/playstore_crawler

Python scalable Play Store crawler

Primary LanguagePythonApache License 2.0Apache-2.0

playstore_crawler

Python scalable Google Play Store crawler

A Python crawler that scans the Google Play Store for applications and saves any available information about each app on a MongoDB database.

For technical details, check out my thesis (Automatic extraction of API Keys from Android applications) and, in particular, Chapter 4 and 5 of the work.

The library responsible for interfacing with the Google Play Store is a standalone project.

Requirements

  • MongoDB 3.2+
  • Python 3.5+
  • Modules in requirements.txt (use pip3 to install)
pip3 install -r requirements.txt

Installation

$ git clone --recursive https://github.com/alessandrodd/playstore_crawler.git
$ cd playstore_crawler
$ pip3 install -r requirements.txt
$ python3 main.py

A running MongoDB instance is needed to store the crawler results and task queue. Configure the mongodb object in the config.yml file with the required information. You can use the following command in mongoshell to add an authorized user:

db.createUser({user: "playstore_crawler", pwd: "alessandrodd", roles: [ { role: "dbOwner", db: "mytestdb" } ]})

You also need to rename the config.example.yml file to config.yml and fill it with a proper Google Service Framework ID and either gmail credentials (google_login and google_password) or a subAuth token. Alternatively, you can use the crawler with a token dispenser specified through the token-dispenser argument.

Usage

usage: main.py [-h] [--debug] [--initialize-db] [--crawl-playstore]
               [--token-dispenser DISPENSER_URL] [--apks-pool]
               [--output-dir OUT_DIR] [--output-dir-size MAX_DIR_SIZE]
               [--http-proxy HTTP_PROXY] [--https-proxy HTTPS_PROXY]
               [--change-priority CRAWLING_PACKAGES [CRAWLING_PACKAGES ...]]

A play store python crawler

optional arguments:
  -h, --help            show this help message and exit
  --debug               Print debug information
  --initialize-db       Initialize the DB with an initial set of apps
  --crawl-playstore     Crawl the playstore starting from an initialized
                        database
  --token-dispenser DISPENSER_URL
                        If a token dispenser should be used to retrieve
                        authentication tokens

  --apks-pool           Creates a pool of apks in the folder specified by
                        --output-dir. It downloads as many apks as possible
                        and stops as soon as the folder size defined by
                        --output-dir-size is exceeded. It monitors the output
                        folder until enough space is freed to download the
                        next apk.
  --output-dir OUT_DIR  Where to download apks
  --output-dir-size MAX_DIR_SIZE
                        Limit size for output dir (in megabytes)

  --http-proxy HTTP_PROXY
                        http proxy, ONLY used forPlay Store requests!
  --https-proxy HTTPS_PROXY
                        https proxy, ONLY used forPlay Store requests!

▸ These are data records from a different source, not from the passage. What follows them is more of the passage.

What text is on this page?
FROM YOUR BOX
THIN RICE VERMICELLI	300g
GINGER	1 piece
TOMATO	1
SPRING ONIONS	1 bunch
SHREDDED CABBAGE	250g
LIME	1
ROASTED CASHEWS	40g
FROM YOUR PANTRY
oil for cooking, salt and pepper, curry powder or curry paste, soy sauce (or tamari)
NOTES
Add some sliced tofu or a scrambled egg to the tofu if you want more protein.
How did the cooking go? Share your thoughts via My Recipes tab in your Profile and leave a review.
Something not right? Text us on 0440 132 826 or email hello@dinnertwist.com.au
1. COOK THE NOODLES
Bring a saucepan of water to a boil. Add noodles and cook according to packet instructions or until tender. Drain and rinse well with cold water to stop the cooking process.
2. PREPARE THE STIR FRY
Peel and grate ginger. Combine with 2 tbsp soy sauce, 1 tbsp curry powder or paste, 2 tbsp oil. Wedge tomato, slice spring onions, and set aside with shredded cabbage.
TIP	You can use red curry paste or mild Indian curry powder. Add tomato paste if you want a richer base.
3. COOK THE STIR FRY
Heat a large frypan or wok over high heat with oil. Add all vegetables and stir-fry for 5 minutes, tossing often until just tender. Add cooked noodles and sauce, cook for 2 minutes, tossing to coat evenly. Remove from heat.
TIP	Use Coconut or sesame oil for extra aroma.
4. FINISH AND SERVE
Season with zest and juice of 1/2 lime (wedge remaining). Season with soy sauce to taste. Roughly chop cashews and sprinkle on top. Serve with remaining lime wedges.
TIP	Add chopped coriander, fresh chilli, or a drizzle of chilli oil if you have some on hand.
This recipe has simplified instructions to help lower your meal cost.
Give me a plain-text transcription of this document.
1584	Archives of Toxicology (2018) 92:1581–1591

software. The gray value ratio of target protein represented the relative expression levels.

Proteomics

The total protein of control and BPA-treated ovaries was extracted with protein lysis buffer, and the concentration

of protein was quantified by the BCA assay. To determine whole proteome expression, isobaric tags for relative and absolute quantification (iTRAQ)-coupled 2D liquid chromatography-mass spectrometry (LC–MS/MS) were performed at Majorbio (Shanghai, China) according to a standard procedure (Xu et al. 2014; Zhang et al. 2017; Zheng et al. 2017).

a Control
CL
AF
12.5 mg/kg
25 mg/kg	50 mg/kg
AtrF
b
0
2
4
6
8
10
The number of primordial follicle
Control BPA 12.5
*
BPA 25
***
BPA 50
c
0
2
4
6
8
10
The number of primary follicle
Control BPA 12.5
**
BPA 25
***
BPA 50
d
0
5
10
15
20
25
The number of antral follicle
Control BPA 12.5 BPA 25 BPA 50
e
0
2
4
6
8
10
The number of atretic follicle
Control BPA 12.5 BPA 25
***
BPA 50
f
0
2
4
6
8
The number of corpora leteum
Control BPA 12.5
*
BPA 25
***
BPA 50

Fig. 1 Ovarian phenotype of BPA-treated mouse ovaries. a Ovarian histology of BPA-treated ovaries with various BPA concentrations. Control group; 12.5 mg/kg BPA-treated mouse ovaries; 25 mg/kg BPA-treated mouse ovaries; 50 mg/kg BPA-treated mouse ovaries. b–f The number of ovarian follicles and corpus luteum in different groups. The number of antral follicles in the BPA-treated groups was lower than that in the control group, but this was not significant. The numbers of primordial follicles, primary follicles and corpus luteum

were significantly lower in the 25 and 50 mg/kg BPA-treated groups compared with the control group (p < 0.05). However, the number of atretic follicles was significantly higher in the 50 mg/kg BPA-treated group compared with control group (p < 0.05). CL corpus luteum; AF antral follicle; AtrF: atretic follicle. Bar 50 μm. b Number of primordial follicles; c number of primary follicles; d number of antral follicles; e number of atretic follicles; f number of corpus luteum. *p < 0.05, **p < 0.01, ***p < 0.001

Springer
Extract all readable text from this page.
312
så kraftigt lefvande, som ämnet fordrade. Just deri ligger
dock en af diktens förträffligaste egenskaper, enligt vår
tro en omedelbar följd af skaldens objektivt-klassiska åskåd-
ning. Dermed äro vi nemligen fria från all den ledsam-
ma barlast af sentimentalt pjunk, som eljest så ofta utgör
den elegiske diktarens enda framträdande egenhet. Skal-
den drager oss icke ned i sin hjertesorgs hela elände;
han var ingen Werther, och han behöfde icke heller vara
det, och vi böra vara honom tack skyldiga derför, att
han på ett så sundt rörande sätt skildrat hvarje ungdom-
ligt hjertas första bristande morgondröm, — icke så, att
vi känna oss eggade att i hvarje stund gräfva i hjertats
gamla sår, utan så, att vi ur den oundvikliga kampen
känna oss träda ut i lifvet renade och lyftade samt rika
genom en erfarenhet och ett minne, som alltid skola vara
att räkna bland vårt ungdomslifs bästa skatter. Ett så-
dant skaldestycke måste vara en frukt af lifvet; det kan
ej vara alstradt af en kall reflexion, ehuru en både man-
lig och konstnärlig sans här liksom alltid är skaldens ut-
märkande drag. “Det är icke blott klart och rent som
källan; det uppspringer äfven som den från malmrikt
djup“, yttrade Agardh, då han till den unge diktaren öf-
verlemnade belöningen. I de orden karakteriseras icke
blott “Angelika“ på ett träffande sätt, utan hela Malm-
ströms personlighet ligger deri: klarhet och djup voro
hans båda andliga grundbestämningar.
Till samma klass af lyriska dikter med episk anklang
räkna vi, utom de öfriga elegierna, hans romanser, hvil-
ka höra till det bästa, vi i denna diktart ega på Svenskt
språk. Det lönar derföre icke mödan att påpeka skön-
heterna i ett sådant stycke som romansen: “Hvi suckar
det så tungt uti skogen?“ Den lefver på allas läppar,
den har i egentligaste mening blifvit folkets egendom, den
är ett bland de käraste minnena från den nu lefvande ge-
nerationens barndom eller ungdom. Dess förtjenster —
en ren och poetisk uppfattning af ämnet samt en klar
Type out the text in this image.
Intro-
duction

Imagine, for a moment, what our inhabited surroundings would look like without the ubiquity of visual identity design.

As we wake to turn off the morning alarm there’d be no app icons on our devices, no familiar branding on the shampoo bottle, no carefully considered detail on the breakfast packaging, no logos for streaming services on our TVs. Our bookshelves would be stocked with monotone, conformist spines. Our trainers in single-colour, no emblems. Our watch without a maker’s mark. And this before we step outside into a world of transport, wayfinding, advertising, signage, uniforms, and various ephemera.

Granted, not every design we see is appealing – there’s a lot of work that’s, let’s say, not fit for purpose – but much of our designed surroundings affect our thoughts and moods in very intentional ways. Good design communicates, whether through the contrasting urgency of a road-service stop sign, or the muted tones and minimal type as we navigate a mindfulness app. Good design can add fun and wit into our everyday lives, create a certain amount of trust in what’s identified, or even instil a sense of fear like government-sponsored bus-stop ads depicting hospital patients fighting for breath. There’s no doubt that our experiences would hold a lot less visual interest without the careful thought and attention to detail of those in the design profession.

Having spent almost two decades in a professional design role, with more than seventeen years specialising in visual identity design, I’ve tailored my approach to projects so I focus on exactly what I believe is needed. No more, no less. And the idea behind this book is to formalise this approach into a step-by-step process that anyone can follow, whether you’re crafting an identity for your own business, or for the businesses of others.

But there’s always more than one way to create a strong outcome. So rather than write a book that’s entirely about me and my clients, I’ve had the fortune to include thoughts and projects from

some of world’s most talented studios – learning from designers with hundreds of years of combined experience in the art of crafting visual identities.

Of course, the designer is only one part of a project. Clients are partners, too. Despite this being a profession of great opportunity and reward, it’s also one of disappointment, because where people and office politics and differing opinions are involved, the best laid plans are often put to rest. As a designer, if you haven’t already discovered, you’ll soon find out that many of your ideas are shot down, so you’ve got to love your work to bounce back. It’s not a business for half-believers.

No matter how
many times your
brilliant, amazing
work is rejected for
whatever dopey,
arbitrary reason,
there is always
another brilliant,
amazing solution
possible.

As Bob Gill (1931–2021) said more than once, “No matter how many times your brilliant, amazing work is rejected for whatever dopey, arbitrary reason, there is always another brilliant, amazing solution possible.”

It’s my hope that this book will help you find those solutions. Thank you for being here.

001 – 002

  --change-priority CRAWLING_PACKAGES [CRAWLING_PACKAGES ...]
                        Change priority to 10 for the given CRAWLING_PACKAGES

The crawling process is composed of two phases:

  • Initialization Phase
  • Crawling Phase

To initialize the database, run the playstore_crawler with the initialize-db parameter:

python3 main.py --initialize-db

The DB should be initialized once, from a single crawler instance. The initialization phase should take just a few minutes with a standard desktop computer and a 10MBit ADSL connection.

Once the initialization phase is completed, you can launch multiple instances of the crawler on any host, provided they are all configured with the same database. However, please note that the crawling speed is limited by the number of IP Addresses used. In other words, to speed up the process, it is advisable to start one instance on each host that has a unique IP address or to use different proxy settings for each crawler instance.

To start the crawling process:

python3 main.py --crawl-playstore

Config File Explained

config.json

slow_crawl => If false, the crawler uses the similar apps endpoint to discover new apps. If true, it uses the similar, preInstall and postInstall relations to discover new apps. Please note that setting this parameter to "true" really slows the crawling operation. In both cases, the crawler also checks for apps developed from the same developer of each detected app.

more_details => If true, the crawler requests more information to the Play Store (e.g. the complete app description). Slows down the crawling operation a bit and takes up much more space on the DB.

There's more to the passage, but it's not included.